The AI Payment Protocol is a set of unauthenticated, protocol-oriented APIs designed to enable AI agents and autonomous clients to discover, negotiate, and execute payments on behalf of users.

Unlike the core merchant API which relies on server-side API keys, the AI Payment Protocol uses EIP-712 signatures for all state-changing operations, ensuring that the user explicitly authorizes every step of the payment flow.

Core Concepts

1. EIP-712 Authorization

All state-changing APIs (such as creating a session or preparing a payment) require an EIP-712 signature from the payer's wallet. This mechanism replaces traditional API keys and serves two purposes:

  1. Authentication: Verifies that the request comes from the payer address.
  2. Authorization: Ensures the user has explicitly agreed to the specific payment parameters (Amount, Token, Chain).

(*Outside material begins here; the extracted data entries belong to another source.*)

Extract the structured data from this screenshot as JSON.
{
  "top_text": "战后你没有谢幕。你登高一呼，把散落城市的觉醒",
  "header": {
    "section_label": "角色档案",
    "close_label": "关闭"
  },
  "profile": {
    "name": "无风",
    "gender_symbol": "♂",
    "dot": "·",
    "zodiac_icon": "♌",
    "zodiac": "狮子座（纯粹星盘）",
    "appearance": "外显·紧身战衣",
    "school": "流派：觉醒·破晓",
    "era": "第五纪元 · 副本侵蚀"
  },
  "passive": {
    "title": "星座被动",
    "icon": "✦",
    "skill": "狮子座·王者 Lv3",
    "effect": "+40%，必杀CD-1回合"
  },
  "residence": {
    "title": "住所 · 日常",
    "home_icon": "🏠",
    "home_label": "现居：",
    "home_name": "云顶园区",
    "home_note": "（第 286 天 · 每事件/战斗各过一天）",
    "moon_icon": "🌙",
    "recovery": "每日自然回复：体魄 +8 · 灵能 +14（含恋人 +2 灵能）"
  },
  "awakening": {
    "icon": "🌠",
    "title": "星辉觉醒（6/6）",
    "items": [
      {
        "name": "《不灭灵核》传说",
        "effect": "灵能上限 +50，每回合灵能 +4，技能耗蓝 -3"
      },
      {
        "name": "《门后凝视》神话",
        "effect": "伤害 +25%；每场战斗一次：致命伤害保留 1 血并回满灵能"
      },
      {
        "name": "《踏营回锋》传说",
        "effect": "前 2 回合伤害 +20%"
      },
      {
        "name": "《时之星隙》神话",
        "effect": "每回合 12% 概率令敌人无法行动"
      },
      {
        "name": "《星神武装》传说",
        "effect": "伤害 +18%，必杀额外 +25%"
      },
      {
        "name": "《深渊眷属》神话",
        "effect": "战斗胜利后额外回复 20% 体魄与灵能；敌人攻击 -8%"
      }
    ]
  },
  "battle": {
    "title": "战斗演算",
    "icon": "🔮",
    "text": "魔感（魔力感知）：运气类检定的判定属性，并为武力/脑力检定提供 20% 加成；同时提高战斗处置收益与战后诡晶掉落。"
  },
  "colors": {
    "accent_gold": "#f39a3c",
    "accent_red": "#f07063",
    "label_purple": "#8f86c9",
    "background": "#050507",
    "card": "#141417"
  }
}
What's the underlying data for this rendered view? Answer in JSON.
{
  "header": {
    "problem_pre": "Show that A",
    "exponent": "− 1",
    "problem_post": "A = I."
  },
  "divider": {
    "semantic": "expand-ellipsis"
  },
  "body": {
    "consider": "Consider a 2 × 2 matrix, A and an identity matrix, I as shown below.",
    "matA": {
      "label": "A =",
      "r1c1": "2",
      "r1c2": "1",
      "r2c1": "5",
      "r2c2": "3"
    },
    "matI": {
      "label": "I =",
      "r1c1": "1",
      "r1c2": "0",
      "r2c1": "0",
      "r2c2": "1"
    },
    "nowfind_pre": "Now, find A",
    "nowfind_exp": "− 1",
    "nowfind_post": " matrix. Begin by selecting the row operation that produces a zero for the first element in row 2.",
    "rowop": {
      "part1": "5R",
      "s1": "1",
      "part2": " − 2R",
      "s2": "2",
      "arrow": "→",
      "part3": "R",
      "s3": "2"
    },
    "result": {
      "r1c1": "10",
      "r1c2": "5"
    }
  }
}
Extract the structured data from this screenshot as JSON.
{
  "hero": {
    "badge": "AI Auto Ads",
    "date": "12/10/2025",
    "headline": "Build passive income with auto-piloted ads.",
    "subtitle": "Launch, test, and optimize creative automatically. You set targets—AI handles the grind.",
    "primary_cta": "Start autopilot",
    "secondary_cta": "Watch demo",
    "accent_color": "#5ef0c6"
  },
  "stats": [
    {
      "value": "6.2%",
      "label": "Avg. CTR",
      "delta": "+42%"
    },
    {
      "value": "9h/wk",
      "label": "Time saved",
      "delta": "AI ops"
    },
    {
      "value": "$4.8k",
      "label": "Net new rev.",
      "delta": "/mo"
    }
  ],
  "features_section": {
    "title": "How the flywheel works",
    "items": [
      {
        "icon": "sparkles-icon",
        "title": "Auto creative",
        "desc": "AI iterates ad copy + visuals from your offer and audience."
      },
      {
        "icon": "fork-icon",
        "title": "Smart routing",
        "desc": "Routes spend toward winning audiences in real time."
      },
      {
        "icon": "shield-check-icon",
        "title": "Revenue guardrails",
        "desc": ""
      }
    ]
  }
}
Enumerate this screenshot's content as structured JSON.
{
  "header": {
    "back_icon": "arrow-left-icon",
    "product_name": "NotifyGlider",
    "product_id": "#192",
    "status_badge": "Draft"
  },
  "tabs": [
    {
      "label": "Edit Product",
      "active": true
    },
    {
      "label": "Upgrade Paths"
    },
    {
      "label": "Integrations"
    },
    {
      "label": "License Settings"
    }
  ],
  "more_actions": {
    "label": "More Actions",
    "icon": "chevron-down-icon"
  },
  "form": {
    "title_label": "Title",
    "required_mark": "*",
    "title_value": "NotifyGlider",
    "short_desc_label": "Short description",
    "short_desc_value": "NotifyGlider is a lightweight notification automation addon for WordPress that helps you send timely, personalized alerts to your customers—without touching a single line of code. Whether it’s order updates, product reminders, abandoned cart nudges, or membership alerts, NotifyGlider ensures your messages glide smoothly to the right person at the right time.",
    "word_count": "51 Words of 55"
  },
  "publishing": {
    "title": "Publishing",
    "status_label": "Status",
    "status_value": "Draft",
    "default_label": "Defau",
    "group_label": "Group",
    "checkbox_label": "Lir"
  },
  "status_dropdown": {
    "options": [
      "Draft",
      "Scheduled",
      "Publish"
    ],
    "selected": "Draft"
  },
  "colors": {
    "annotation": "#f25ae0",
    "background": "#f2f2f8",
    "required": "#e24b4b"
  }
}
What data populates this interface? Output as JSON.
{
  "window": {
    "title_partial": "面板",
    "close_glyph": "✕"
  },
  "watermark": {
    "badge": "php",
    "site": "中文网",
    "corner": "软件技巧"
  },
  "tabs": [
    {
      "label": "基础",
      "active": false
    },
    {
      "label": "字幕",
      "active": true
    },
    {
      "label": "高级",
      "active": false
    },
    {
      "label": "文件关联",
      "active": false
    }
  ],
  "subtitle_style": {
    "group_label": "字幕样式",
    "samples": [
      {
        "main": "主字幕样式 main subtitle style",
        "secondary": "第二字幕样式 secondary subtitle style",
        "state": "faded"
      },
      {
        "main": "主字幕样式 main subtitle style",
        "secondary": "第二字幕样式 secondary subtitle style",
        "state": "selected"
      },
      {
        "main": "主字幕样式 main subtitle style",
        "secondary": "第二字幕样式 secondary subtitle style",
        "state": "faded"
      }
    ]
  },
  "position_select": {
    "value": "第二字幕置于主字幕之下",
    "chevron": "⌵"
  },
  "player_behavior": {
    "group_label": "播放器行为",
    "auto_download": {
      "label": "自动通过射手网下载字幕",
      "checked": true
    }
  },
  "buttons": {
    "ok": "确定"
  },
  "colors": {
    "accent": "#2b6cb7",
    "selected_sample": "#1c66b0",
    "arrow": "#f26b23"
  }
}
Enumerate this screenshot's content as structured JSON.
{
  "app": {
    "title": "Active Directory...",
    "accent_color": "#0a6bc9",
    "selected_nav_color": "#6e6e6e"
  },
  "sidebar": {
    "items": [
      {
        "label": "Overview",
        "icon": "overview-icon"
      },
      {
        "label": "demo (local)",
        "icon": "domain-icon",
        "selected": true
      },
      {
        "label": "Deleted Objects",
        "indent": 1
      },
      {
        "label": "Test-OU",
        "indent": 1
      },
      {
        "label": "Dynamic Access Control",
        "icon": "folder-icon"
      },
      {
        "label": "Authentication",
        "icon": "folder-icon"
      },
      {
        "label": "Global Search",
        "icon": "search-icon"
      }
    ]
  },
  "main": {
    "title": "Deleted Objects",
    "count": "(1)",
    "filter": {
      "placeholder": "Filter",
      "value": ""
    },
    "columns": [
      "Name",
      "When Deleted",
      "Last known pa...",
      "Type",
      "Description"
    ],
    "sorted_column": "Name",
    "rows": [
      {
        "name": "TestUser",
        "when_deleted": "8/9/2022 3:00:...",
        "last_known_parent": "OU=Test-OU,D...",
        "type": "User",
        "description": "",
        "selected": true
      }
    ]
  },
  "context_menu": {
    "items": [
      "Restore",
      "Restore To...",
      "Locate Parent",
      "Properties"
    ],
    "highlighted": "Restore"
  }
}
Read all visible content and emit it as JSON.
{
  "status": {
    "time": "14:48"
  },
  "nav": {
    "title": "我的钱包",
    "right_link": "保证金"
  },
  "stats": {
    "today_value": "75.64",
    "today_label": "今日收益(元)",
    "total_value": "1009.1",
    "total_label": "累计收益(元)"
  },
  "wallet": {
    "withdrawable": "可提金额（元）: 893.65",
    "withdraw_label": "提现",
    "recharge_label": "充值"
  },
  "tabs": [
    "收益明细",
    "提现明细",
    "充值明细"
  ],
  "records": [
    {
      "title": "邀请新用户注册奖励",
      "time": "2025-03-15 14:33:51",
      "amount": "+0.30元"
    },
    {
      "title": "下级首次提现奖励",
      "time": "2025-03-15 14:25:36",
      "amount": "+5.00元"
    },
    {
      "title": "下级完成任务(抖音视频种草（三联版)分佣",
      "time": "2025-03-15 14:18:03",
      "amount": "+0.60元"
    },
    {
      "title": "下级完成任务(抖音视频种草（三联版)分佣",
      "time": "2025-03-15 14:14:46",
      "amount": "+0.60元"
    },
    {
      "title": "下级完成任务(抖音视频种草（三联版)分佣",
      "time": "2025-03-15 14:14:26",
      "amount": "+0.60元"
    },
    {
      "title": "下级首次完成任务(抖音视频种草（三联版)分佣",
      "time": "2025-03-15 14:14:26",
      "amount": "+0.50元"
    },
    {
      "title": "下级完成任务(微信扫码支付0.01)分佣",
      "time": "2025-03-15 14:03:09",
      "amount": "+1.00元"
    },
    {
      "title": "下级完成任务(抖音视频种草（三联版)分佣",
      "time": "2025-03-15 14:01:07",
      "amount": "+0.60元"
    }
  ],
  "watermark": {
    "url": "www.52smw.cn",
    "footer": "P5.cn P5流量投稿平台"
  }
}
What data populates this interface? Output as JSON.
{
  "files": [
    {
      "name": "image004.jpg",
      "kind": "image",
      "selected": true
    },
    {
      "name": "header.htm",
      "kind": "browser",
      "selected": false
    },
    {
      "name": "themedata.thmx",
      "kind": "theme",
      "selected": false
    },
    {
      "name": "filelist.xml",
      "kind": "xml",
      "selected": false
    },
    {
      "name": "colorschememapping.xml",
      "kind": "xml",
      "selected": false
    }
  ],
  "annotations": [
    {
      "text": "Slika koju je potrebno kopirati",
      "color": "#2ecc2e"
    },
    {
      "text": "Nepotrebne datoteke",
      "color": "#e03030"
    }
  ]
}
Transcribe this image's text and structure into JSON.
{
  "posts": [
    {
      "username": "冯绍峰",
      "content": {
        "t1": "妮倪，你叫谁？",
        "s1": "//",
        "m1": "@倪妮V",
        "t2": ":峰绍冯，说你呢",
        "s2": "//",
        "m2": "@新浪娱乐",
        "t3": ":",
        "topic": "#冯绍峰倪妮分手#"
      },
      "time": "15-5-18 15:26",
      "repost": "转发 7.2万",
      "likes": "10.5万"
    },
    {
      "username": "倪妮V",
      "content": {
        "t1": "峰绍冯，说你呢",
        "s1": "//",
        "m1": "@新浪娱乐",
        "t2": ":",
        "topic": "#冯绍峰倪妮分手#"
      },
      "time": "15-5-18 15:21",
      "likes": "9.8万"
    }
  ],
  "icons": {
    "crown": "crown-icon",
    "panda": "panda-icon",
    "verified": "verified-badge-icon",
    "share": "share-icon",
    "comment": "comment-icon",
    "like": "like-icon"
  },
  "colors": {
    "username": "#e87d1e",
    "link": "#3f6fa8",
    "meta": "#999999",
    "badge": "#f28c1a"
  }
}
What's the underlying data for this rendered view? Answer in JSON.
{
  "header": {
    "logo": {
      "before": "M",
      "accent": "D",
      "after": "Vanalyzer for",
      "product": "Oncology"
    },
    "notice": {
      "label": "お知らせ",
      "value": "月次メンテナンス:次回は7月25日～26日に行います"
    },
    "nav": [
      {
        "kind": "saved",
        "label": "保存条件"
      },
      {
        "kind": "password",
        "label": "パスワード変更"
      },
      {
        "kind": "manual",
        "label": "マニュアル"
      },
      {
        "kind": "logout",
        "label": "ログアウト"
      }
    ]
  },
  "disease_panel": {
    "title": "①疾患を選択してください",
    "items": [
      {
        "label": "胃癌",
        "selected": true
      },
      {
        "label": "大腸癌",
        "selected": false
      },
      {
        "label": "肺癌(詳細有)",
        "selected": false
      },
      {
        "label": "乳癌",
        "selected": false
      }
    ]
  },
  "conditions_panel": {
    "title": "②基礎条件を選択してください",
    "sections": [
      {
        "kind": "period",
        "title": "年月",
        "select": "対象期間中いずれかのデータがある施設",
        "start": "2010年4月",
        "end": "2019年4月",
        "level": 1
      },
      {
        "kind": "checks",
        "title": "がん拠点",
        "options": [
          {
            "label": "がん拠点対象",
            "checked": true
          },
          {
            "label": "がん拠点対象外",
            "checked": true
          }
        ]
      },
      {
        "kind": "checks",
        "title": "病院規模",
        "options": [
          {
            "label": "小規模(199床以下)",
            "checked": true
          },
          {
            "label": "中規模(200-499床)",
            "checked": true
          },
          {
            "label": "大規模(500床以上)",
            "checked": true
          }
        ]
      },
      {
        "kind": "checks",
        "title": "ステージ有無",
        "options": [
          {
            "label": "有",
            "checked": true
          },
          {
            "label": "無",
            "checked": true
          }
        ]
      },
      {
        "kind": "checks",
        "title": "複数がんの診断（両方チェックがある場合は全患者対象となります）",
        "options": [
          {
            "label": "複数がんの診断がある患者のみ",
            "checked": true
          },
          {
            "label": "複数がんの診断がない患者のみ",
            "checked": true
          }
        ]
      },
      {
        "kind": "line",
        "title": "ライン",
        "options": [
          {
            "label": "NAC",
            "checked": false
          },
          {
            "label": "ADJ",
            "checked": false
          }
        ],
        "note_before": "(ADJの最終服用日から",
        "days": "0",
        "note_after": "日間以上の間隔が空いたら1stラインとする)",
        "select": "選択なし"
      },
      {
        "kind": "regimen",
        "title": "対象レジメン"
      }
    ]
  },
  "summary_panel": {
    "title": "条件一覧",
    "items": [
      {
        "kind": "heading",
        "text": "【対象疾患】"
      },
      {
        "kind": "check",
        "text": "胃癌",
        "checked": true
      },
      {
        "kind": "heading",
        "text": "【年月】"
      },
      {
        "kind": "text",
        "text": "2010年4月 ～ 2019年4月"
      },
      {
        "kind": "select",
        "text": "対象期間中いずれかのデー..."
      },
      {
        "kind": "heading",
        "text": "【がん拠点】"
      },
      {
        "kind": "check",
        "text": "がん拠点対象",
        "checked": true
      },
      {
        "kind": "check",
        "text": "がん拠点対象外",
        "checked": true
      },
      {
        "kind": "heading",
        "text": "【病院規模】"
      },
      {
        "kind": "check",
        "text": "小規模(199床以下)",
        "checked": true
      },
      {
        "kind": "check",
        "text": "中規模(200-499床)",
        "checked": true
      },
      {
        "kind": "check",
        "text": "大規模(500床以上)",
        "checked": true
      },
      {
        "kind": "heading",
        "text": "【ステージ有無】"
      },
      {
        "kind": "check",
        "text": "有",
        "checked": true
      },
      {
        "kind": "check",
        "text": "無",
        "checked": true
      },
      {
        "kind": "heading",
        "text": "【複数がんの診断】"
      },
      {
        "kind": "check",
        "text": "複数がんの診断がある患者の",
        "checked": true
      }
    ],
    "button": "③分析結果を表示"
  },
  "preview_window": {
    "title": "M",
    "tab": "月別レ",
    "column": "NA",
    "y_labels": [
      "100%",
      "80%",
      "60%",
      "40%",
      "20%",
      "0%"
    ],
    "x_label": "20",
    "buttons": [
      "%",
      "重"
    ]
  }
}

Every request body includes a message object and a signature string. The message must follow a specific EIP-712 type definition provided by the API in the previous step.

2. AI View

Every API response includes an aiView object. This object is the "protocol view" of the current state, designed to be consumed by AI agents. It contains:

  • pricingModel: Describes how the price is calculated (e.g., "fixed").
  • workflow: Indicates the current stage of the transaction (e.g., link_ready, session_ready) and the allowed nextAction.
  • Requirements: Specific instructions for the next step, such as createPaymentSessionRequirement or preparePaymentRequirement. These objects provide the exact EIP-712 type definitions needed to construct the next request.

Protocol Workflow

The typical lifecycle of an AI payment is:

  1. Discovery: The agent fetches a Payment Link (GET /payment/link/:id). The response contains the aiView with available supportedPaymentTokens and the create_payment_session signing requirement.
  2. Negotiation & Authorization: The agent presents the options to the user. The user selects a chain and token, and signs a create_payment_session message.
  3. Session Creation: The agent submits the signature to POST /payment/session/create to create a Payment Session.
  4. Preparation: The agent fetches the session state. If ready, the user signs a prepare_payment message to authorize the fund transfer.
  5. Execution: The agent submits the preparation signature to POST /payment/prepare. The server returns the raw blockchain calldata. The agent (or frontend) broadcasts this transaction to the blockchain.

Unified Error Handling

All AI Payment APIs follow the platform's Unified Error Handling standard. Business logic errors will return HTTP 200 OK with a non-zero code field in the JSON body. Agents must check code === 0 to confirm success.